Sydney Morning Herald One Eyed Man Review

Slightly negative “One Eyed Man” review.

Author: Bernard Zuel.

Date: March 2001.

Original URL: (unknown).


Article Text

This album may be the Melbourne songwriter’s equivalent of Hayden’s West Indies series – the album that gives him the confidence that he can be something other than an earnest trier. He’s not there yet, but his two best moves may have been hooking up with producer Daniel Denholm and setting his sights on Neil Finn.

Denholm has pushed Seymour to sing higher and cleaner, shedding the rugged blue-singlet tone he developed through the Hunters’ years. Now, even when he’s straining a little, as he does in See You Around, the tone suggests attractive vulnerability rather than vocal weakness. Similarly, the slight hoarseness in The Ballad Of The One Eyed Man works to enhance the lyrical emotion rather than overpower it as he was wont to do.

Denholm’s other major contribution is wrapping the songs in a rich organic sound. Organ and piano slightly outweigh dampened guitars. Strings, brass and even tin whistle pepper the arrangements. And the drums pat rather than pound. The overall effect is soulful and warm, much as Mitchell Froom created for the early Crowded House albums. Which neatly brings us to Neil Finn.

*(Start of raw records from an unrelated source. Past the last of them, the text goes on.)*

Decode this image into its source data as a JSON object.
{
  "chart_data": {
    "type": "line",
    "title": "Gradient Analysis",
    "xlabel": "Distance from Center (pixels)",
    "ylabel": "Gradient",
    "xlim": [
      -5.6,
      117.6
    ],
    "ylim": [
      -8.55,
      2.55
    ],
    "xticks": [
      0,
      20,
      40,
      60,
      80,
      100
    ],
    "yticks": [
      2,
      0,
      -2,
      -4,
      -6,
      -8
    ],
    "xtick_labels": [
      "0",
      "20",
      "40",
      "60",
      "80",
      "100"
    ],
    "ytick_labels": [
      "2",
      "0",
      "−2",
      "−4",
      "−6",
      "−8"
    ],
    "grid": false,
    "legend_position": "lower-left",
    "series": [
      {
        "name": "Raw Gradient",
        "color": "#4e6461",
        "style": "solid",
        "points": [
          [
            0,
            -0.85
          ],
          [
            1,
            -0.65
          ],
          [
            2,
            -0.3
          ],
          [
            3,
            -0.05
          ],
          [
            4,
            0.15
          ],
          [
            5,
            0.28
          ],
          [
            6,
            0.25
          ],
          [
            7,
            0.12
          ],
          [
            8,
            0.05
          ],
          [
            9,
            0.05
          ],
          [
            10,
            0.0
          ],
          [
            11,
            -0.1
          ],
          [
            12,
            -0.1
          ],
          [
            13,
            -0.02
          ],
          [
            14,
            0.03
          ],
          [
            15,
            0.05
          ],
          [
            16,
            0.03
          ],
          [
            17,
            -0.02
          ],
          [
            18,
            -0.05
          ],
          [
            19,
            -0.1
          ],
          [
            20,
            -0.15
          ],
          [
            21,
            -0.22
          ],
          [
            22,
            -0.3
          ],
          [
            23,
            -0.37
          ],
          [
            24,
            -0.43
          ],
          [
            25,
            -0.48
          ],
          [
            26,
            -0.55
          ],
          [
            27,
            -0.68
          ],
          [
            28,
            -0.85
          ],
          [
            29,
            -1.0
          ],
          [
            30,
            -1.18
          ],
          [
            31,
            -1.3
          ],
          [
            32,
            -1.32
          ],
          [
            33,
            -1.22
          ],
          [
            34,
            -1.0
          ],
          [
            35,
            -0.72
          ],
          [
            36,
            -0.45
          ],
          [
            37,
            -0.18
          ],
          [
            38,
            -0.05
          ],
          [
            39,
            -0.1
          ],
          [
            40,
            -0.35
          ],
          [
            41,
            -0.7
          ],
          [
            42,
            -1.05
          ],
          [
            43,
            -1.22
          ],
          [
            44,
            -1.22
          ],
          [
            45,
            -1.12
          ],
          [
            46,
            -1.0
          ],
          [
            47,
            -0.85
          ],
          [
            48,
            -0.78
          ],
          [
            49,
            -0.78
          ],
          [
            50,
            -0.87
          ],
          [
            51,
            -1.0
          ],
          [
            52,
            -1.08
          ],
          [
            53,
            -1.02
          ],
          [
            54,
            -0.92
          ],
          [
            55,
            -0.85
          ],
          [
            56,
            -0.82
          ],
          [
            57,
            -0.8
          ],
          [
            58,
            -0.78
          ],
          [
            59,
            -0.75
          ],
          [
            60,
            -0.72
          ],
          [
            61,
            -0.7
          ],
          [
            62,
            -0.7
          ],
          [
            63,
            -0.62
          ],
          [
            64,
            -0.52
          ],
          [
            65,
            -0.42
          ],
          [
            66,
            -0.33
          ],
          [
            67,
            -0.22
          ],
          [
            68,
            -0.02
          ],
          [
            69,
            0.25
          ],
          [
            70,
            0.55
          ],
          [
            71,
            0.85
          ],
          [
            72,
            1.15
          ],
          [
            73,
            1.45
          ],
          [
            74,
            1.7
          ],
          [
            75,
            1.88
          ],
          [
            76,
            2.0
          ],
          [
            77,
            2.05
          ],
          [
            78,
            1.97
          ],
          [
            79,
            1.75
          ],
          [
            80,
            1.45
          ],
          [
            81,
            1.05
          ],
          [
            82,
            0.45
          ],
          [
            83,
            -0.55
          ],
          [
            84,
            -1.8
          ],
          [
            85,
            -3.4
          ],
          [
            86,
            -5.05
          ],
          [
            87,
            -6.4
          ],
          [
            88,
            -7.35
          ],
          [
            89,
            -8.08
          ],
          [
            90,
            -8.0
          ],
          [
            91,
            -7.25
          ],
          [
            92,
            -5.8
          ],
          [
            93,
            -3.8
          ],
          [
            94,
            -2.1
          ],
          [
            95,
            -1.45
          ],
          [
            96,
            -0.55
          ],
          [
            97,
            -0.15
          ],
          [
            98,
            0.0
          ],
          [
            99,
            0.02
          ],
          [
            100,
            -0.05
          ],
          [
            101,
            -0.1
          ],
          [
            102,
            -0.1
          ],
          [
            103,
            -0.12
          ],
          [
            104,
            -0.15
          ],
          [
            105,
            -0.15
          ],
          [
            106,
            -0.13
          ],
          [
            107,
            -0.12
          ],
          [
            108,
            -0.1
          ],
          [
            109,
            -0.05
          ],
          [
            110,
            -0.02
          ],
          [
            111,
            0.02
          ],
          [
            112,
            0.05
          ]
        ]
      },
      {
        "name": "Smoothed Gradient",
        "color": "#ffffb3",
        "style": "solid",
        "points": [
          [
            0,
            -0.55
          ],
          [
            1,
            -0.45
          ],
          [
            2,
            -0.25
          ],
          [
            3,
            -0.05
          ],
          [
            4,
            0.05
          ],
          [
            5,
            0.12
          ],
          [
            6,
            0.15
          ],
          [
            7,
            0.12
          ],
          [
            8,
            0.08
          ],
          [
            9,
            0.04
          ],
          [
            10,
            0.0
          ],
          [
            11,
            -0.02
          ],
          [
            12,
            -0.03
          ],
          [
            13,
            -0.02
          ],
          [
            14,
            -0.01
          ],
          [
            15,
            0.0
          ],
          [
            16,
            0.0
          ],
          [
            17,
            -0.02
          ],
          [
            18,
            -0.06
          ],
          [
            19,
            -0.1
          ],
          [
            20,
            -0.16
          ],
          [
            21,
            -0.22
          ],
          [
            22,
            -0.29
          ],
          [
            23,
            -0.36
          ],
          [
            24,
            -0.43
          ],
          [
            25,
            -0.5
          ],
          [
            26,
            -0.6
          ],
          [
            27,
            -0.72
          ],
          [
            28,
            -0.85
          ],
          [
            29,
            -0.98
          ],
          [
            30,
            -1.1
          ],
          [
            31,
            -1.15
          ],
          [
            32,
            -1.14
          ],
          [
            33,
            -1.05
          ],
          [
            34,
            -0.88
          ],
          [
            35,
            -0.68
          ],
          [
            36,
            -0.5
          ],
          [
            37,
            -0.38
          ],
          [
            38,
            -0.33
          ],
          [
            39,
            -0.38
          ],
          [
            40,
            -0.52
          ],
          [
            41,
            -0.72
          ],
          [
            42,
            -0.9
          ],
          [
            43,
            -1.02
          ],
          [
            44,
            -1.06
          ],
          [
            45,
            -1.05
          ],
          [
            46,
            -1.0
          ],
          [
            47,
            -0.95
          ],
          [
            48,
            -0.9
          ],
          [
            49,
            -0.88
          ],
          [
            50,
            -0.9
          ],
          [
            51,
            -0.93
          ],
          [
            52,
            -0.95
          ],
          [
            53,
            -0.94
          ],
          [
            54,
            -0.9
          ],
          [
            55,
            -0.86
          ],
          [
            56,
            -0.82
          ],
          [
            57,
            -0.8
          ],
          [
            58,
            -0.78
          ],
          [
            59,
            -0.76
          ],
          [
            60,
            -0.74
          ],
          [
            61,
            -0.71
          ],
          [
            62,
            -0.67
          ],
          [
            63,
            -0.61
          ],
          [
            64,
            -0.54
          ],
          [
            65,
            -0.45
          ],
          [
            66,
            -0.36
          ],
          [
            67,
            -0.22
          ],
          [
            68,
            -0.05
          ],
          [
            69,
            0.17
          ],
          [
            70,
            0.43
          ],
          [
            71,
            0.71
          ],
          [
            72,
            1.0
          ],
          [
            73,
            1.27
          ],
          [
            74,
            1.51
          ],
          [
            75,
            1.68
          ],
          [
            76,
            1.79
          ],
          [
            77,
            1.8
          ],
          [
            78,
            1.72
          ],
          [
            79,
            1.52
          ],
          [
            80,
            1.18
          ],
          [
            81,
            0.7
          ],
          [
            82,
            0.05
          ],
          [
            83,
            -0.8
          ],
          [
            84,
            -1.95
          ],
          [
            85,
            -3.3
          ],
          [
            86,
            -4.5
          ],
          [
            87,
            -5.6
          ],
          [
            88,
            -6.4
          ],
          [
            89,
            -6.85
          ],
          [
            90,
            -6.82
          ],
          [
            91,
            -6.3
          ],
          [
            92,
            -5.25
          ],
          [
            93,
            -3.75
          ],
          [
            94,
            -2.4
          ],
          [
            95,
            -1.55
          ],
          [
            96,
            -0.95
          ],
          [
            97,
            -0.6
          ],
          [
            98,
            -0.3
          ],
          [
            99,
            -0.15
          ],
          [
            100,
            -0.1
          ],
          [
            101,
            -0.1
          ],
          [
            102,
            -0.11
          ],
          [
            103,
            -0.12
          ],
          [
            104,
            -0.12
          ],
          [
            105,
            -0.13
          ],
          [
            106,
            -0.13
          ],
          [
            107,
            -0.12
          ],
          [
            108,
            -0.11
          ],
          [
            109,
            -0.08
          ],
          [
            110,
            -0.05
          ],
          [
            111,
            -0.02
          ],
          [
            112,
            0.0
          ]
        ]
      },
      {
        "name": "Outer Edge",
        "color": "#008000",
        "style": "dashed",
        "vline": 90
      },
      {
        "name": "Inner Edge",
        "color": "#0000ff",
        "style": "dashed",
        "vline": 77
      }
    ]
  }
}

Seymour has unashamedly grafted himself on to Finn’s style. Blue Morning and Lost In Your Illusion could be rejects from the final Crowded House album, Together Alone. Strange Little Town is a step-by-step Finn ballad and Sad Songs is a scarily accurate (though overplayed) pastiche. These are the poppiest songs he’s written and some, such as Supagirl, even float with uncharacteristic lightness.

All this is not to suggest that One Eyed Man is better than merely a good record. There are still several instances of Seymour’s clunky manner and his best Neil Finn is still short of the real thing. What’s more, the umpteenth resurrection of Throw Your Arms Around Me (here as a hidden track) is more tedious than tempting.

However, while Seymour will never be a musical Michael Slater, all flair and excitement – and nor should he try, it’s just not in him – at least he can see a few more gaps in the field now.



Some people should stick to cricket.